This is why decoupling your metadata and deploying often is so important. It can be very difficult to scramble to decouple the dependencies after hitting a size limit on a critical deployment day, especially if your teams are not aligned and dependencies are not tracked.
Permissions challenges. There’s also the issue that the Metadata API returns only custom permissions but not user permissions. For Tabs when queried, the standard prefixed ones are not returned. It also returns missing information about standard objects when querying custom objects.

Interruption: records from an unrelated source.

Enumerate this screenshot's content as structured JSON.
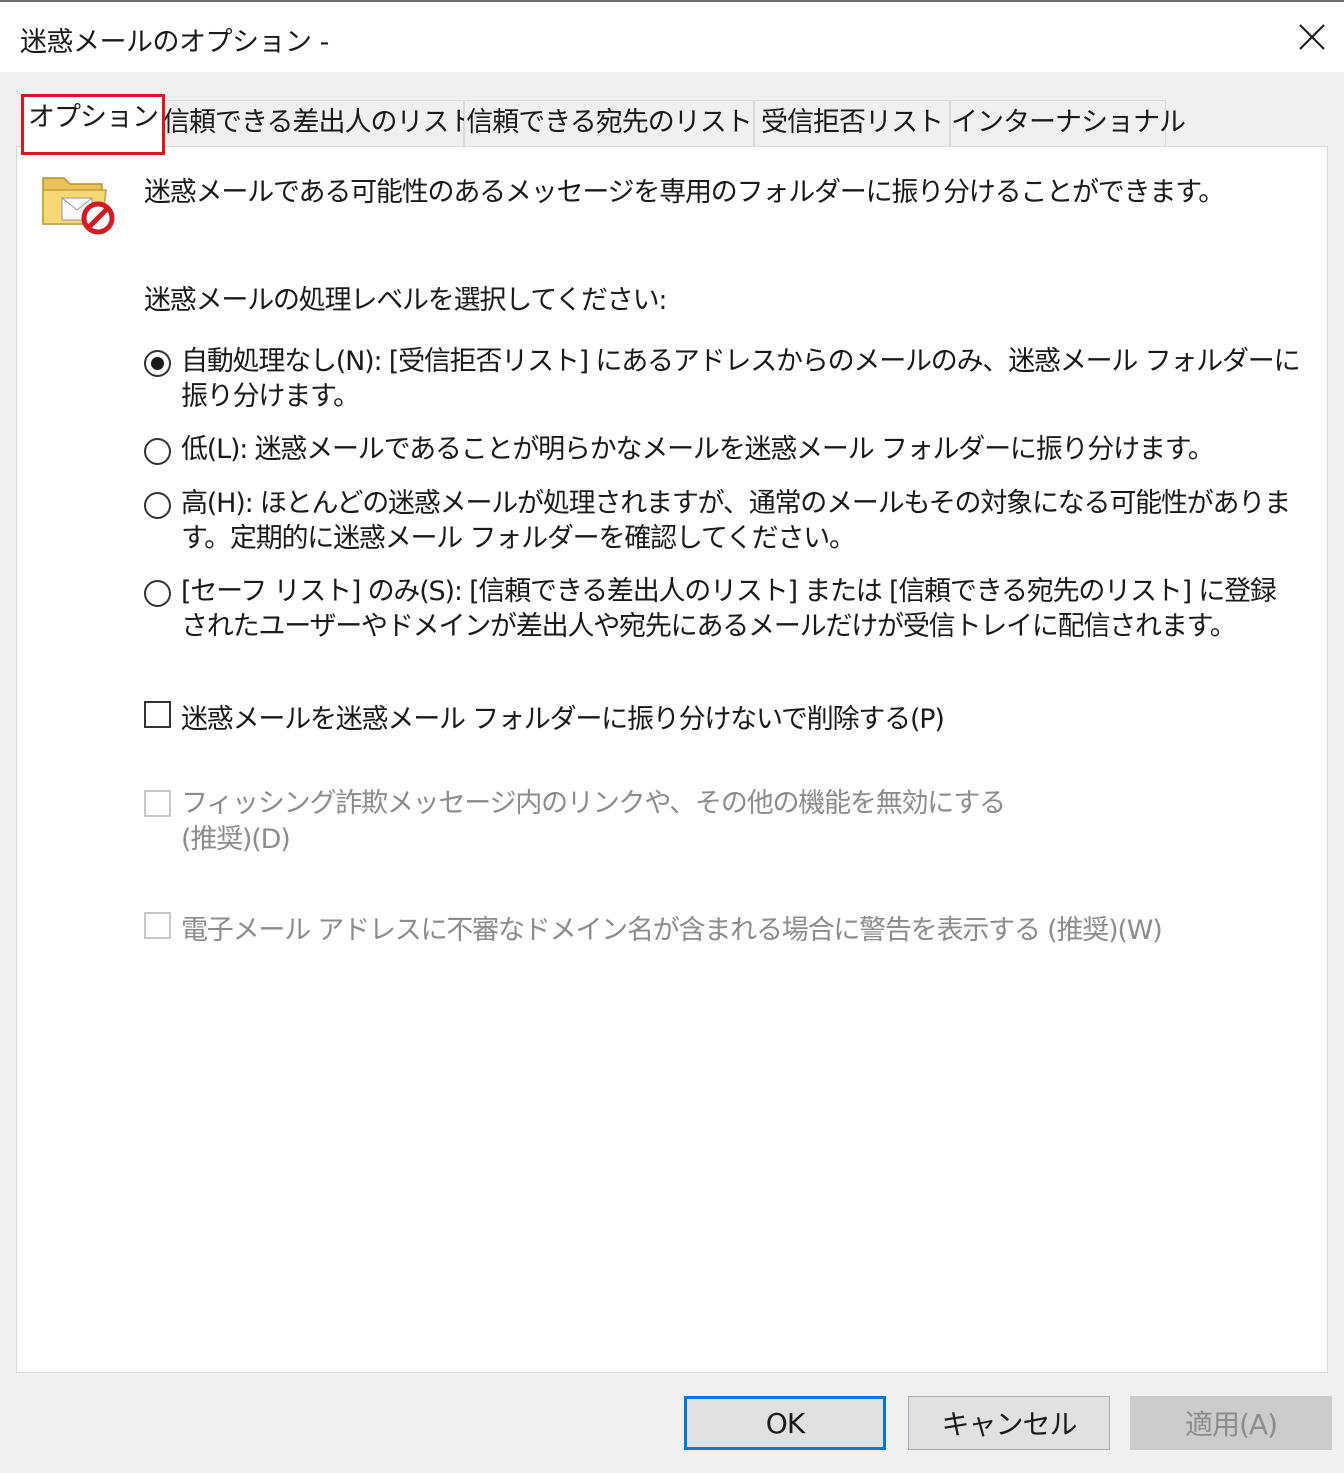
{
  "window": {
    "title": "迷惑メールのオプション -",
    "close_icon": "close-icon"
  },
  "tabs": [
    {
      "label": "オプション",
      "active": true
    },
    {
      "label": "信頼できる差出人のリスト",
      "active": false
    },
    {
      "label": "信頼できる宛先のリスト",
      "active": false
    },
    {
      "label": "受信拒否リスト",
      "active": false
    },
    {
      "label": "インターナショナル",
      "active": false
    }
  ],
  "options": {
    "icon": "junk-folder-icon",
    "description": "迷惑メールである可能性のあるメッセージを専用のフォルダーに振り分けることができます。",
    "level_prompt": "迷惑メールの処理レベルを選択してください:",
    "levels": [
      {
        "label": "自動処理なし(N): [受信拒否リスト] にあるアドレスからのメールのみ、迷惑メール フォルダーに振り分けます。",
        "selected": true
      },
      {
        "label": "低(L): 迷惑メールであることが明らかなメールを迷惑メール フォルダーに振り分けます。",
        "selected": false
      },
      {
        "label": "高(H): ほとんどの迷惑メールが処理されますが、通常のメールもその対象になる可能性があります。定期的に迷惑メール フォルダーを確認してください。",
        "selected": false
      },
      {
        "label": "[セーフ リスト] のみ(S): [信頼できる差出人のリスト] または [信頼できる宛先のリスト] に登録されたユーザーやドメインが差出人や宛先にあるメールだけが受信トレイに配信されます。",
        "selected": false
      }
    ],
    "checkboxes": [
      {
        "label": "迷惑メールを迷惑メール フォルダーに振り分けないで削除する(P)",
        "checked": false,
        "enabled": true
      },
      {
        "label": "フィッシング詐欺メッセージ内のリンクや、その他の機能を無効にする\n(推奨)(D)",
        "checked": false,
        "enabled": false
      },
      {
        "label": "電子メール アドレスに不審なドメイン名が含まれる場合に警告を表示する (推奨)(W)",
        "checked": false,
        "enabled": false
      }
    ]
  },
  "buttons": {
    "ok": "OK",
    "cancel": "キャンセル",
    "apply": "適用(A)"
  },
  "colors": {
    "highlight": "#e0141e",
    "default_button_border": "#0078d7"
  }
}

Limited support for certain metadata types. Many types of metadata in Salesforce require manual steps to deploy because they are not supported by the Metadata API.
Deploying Translations and Page Layouts correctly. Another quirk is when deploying Translations, you need to removeTranslation comments first and then update it after the deployment. There are also issues with Page Layouts where it returns all unpackagedLayout names where you have to manually edit the returned result.
Blue Canvas aims to address and manage many of these quirks with the Metadata API by bringing over 7 years of experience working with the Metadata API. Blue Canvas uses SFDX’s source format which makes it much easier to track and deploy your changes between your orgs. This can save tons of time if you’re working in a large org and you want to quickly compare metadata and make line-by-line edits if needed to ensure the package gets validated.
Writing good test classes and maintaining them is critical. A failing test class in a UAT environment can be a lifesaver if the tests were written according to the business logic and are functionally correct. This way issues can be addressed earlier before they hit production.
Code coverage also tells a story about your org. If tests are not written correctly, code coverage will not pass. If the tests are written correctly but you’re not hitting the necessary coverage then it’s a signal that the code being written is redundant and can be refactored to fit the tests executing the right scenario.
We’ll go into more detail on testing in a future post.
On top of everything we already mentioned, there’s also the responsibility of running an org properly. Governance is a big topic and a lot can be said about understanding the value of governance for technology organizations. Here are a few tips one should consider for creating a good governance structure in your org:
DevOps is becoming a pressing issue for many Salesforce teams as the ecosystem grows and matures. Over the past few years the amount of code and complexity for many teams has increased tremendously. More and more Salesforce products are being integrated into the product suite and each offers pathways to customization that must be maintained from nCino to Salesforce CPQ.
Teams who adopt the best practices and basic principles mentioned above will be far ahead of the pack and will avoid having to pay down technical debt in the future.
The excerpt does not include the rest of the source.